Rotary Funds Trainings to Prevent Human Trafficking
Students surveyed after the trainings say that they can define human trafficking, they understand how traffickers recruit victims, they know how to contact the human trafficking hotline, and they know how to protect themselves and others from trafficking. Stock image purchased.
Works Towards Protecting Children through Education
SACRAMENTO REGION, CA (MPG) - Human trafficking is a $150 billion industry and is the fast-growing criminal activity in the world. California has the highest volume of sex trafficking, and the Sacramento region is a hotbed for trafficking in the United States.
The local Rotary District 5180 has undertaken a large-scale campaign to combat the issue of human trafficking in the Sacramento Region.
Rotary members Brian Gladden and Bob Deering (former District Governor) initiated the project more than three years ago. Through their research, they discovered that education is the key to preventing human trafficking. District 5180 raised more than $383,000 in grant funding to educate youth and the general public about the risks of human trafficking.
District 5180 partnered with local non-profit 3Strands Global in a public awareness campaign that reached approximately 78 million people.
Deering spoke at a recent Fair Oaks Rotary meeting to explain just how insidious trafficking is in our area and to update local Rotary members about the project’s progress.
Deering said that traffickers initially contact most victims online and that approximately 65% of the victims come from broken homes. When a stranger online begins showing them love and attention, the children are extremely vulnerable to becoming a trafficking victim.
Deering explained that one of the reasons Sacramento has such high trafficking rates is due to the prevalence of gang activity. He said that trafficking is “quickly becoming the number one revenue producer for gangs.”
While drugs can only be sold once and there are numerous risks in obtaining more to sell, the traffickers view young people as merchandise that can be sold repeatedly.
Because Interstate 5 and Highway 80 both run right through the Sacramento region, traffickers can easily transport victims throughout the state. Deering said that the practice of frequently moving the victims to new locations leaves them in a constant state of confusion because they don’t know where they are or how to find help.
Deering said that the project’s most important component was getting the 3Strands Global educational trainings into local schools. Deering described AB 1227, the Human Trafficking Prevention Education and Training Act, which was sponsored by 3Strands Global Foundation and signed into law in 2017.
The law requires California public schools to train county leadership, administrators, and educators in how to identify children who have been, or who are at risk of being, exploited — as well as how to proceed when potential victims are identified. The schools must also provide human trafficking prevention education at least once in middle school and once in high school as part of sexual health education.
Due to the passage of AB 1227, Deering thought it would be easy to get the 3Strands curriculum into local schools, especially since District 5180 would be paying for it with grant funds. But Deering soon found that navigating the politics of the local school boards was no easy feat.
At many of the schools, Deering said it took months for the local curriculum committees to review and approve the 3Strands training curriculum.
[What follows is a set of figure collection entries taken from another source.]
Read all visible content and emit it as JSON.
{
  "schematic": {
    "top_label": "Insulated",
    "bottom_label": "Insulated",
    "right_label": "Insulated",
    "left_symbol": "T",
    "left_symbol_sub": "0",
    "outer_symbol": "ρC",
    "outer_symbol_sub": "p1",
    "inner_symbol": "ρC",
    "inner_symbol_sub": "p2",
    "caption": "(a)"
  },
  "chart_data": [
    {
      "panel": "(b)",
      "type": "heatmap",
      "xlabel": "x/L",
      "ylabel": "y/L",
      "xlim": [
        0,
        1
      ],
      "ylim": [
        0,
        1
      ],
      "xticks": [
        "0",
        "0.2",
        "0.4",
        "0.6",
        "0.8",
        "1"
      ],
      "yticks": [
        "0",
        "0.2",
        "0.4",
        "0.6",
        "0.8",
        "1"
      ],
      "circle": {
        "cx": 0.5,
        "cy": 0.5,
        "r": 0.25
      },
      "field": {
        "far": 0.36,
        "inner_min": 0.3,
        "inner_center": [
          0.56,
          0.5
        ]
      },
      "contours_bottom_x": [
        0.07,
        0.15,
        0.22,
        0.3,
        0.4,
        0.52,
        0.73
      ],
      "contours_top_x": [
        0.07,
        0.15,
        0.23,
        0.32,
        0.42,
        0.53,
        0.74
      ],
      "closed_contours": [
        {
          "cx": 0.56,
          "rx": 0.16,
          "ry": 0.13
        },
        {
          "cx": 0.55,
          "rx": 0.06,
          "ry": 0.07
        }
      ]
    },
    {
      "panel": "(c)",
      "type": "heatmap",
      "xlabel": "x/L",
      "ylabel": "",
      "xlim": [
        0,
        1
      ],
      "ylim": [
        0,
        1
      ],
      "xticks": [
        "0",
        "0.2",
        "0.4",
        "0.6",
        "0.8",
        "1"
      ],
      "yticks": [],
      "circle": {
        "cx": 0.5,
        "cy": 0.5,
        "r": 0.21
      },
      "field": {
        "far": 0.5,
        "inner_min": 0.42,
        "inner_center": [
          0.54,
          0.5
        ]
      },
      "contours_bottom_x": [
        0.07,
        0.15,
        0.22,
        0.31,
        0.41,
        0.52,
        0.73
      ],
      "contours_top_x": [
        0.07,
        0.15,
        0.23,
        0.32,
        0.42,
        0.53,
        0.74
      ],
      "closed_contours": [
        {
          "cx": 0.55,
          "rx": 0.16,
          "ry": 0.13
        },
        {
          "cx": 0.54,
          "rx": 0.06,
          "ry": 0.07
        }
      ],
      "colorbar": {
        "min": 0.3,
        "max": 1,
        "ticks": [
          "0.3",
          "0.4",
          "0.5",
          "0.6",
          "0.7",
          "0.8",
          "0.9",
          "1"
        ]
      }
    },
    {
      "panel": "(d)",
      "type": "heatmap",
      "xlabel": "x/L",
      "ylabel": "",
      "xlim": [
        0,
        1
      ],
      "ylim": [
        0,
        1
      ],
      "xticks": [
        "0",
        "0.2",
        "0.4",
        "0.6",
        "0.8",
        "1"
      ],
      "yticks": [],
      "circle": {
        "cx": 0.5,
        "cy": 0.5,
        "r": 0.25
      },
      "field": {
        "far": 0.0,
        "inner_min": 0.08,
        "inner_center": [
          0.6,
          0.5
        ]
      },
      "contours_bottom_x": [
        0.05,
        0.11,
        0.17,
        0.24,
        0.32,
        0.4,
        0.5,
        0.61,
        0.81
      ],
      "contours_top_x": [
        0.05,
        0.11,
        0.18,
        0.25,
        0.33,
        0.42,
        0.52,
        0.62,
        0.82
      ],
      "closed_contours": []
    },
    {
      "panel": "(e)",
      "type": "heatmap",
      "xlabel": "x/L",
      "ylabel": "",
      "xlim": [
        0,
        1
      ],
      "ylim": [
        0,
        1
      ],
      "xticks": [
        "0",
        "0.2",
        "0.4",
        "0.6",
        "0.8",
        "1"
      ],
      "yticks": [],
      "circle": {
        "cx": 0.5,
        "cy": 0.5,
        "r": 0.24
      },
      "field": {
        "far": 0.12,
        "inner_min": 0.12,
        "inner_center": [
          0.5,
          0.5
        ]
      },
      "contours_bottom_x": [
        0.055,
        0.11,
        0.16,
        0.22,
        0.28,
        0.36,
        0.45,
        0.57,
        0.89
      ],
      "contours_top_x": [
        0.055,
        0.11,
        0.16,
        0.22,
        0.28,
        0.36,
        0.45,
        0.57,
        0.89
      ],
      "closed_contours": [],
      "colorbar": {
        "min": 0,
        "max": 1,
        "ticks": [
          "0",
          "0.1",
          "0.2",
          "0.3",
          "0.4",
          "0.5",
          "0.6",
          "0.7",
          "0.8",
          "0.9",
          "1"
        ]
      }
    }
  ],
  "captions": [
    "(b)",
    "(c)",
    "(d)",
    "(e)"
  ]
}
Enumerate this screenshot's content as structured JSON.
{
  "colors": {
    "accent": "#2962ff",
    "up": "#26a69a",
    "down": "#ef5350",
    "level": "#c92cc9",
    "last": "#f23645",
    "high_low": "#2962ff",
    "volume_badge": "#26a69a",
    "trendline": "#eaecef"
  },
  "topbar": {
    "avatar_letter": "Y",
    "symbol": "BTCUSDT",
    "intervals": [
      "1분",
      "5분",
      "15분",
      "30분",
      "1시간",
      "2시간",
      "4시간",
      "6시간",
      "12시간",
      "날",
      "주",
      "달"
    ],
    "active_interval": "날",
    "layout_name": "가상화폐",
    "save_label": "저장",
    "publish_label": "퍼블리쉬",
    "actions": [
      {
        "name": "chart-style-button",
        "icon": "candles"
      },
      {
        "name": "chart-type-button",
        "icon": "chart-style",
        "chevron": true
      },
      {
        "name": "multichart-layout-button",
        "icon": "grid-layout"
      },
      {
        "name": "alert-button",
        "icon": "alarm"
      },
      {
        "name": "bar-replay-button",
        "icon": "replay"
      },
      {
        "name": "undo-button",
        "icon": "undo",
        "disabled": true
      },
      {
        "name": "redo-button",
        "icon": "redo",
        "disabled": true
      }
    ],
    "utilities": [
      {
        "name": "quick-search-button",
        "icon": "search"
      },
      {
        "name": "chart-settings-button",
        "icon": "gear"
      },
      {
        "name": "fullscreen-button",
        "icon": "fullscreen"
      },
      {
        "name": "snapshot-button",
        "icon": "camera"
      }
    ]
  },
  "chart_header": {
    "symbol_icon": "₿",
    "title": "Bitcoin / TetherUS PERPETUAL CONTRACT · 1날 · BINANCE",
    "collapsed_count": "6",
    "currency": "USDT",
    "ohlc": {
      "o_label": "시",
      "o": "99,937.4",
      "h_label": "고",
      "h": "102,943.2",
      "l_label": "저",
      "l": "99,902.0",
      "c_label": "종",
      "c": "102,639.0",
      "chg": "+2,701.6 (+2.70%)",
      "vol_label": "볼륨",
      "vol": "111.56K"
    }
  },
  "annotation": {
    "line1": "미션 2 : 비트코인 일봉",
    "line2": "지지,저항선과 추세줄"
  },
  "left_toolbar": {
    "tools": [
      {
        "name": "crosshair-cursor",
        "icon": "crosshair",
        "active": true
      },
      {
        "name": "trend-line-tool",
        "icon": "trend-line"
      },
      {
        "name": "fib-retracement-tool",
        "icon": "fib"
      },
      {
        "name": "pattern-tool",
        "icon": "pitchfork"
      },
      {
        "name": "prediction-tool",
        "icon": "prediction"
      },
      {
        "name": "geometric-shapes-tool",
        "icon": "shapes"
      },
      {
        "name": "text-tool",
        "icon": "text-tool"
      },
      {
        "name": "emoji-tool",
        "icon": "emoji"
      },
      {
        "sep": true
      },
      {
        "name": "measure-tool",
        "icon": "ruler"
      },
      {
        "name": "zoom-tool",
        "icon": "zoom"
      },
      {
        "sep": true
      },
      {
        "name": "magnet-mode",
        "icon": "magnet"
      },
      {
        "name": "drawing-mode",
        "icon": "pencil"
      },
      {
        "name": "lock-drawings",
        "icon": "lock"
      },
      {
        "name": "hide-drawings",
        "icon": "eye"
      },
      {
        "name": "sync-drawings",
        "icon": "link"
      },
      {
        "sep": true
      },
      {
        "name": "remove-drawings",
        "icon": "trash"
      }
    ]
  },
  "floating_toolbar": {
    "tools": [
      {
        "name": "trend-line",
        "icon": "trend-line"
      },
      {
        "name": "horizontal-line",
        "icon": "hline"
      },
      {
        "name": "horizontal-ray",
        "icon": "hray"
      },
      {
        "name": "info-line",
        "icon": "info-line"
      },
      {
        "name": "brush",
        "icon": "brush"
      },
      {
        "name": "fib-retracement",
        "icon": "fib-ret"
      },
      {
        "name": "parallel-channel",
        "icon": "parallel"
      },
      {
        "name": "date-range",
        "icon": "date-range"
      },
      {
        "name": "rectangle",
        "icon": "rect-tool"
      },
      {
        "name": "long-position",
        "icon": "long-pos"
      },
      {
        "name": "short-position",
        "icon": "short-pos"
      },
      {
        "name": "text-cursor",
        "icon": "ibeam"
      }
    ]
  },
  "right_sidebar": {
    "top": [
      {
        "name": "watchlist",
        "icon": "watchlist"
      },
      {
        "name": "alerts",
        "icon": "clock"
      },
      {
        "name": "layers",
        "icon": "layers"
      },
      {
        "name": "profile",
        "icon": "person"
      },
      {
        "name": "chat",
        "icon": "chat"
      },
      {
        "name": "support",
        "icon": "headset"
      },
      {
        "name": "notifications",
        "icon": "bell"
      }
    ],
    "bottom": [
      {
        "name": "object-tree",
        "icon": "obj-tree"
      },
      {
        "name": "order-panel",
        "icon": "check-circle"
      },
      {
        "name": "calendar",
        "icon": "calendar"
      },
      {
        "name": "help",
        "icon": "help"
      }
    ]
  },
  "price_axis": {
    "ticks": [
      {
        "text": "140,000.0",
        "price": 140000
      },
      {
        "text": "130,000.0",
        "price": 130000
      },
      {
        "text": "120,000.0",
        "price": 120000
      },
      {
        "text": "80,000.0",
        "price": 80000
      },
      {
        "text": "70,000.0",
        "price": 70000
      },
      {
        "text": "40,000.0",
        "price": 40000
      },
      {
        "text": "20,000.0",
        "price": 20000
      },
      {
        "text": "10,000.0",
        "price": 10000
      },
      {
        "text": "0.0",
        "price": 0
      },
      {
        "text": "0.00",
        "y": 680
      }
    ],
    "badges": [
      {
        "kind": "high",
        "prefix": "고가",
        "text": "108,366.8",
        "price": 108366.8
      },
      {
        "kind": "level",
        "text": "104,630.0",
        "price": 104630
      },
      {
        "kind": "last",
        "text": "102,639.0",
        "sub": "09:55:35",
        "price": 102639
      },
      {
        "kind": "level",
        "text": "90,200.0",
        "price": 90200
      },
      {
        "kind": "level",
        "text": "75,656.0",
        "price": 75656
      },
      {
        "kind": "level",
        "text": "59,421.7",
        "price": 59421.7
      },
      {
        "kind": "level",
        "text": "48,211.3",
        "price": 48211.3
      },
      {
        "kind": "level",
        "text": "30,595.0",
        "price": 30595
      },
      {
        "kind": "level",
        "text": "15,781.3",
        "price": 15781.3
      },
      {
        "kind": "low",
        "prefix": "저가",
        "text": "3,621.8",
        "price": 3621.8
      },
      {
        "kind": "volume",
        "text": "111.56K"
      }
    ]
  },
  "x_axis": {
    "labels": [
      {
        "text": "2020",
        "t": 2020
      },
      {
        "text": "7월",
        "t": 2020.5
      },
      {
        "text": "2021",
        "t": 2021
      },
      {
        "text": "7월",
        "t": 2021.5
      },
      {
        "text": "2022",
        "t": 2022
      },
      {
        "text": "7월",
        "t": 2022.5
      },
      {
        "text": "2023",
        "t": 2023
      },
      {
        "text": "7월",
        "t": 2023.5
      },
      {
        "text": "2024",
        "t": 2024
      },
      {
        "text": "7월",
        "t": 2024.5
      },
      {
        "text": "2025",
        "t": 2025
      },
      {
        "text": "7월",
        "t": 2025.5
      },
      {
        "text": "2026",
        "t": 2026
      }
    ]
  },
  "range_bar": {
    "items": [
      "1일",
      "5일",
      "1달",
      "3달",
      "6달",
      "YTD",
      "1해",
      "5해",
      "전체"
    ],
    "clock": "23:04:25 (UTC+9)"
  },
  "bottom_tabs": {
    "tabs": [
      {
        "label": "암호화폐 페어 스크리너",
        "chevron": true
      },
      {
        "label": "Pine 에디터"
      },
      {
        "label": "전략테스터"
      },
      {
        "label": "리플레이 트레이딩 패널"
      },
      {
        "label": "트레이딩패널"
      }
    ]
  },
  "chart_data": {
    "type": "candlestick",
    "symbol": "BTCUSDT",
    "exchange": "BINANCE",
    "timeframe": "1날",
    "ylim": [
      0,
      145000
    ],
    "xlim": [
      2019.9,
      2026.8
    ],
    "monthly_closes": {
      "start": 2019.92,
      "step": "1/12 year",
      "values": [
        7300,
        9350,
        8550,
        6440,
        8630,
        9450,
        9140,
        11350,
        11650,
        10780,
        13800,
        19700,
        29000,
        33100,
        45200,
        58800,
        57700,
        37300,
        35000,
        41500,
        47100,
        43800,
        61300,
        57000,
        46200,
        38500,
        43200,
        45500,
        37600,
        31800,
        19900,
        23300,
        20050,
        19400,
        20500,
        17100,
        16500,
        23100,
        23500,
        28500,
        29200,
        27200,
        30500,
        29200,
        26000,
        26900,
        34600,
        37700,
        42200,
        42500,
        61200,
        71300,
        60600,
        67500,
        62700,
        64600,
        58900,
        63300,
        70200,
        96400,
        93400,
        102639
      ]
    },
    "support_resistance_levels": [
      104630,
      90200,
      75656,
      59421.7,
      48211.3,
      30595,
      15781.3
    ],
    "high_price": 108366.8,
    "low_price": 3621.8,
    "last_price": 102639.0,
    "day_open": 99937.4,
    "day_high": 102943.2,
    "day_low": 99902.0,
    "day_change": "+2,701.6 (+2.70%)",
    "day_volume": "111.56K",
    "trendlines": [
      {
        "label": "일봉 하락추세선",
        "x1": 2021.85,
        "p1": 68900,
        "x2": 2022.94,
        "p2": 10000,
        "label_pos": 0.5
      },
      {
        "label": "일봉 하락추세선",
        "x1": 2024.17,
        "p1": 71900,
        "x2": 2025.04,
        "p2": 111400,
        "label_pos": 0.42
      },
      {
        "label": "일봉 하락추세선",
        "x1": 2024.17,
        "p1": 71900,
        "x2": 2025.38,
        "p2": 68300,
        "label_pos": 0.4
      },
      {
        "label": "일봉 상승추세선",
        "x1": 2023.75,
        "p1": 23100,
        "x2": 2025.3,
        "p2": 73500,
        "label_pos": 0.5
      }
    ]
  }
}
He explained that some individuals at the schools didn’t appreciate outsiders coming in and suggesting curriculum improvements and that those individuals believed the schools already knew how to handle the problem.
Deering said they also dealt with one angry parent who mistakenly got the impression that the training targeted students of color. Her frequent complaints that the training was racist made that particular school board initially hesitant to accept the trainings.
But Deering knew just how crucial it was to bring these trainings to the students, especially because the average age of trafficking victims is 12 – 14 years old. So they kept pushing, and now they have educated over 25,000 students and more than 650 teachers.
The trainings are already having a significant impact. Deering said that at each training, at least a few students approach the trainers afterward to say they now recognize they were being groomed for trafficking — or that they are already being trafficked and want help getting out.
Students surveyed after the trainings say that they can define human trafficking, they understand how traffickers recruit victims, they know how to contact the human trafficking hotline, and they know how to protect themselves and others from trafficking.
Deering expressed his thanks to all the clubs in the District for supporting this project. He estimates that the remaining grant money will be spent by the end of the year, so he asked that local clubs consider using some of their funds to sponsor trainings in their neighborhood schools.
“We want to find ways to keep this going even after the initial funding runs out.”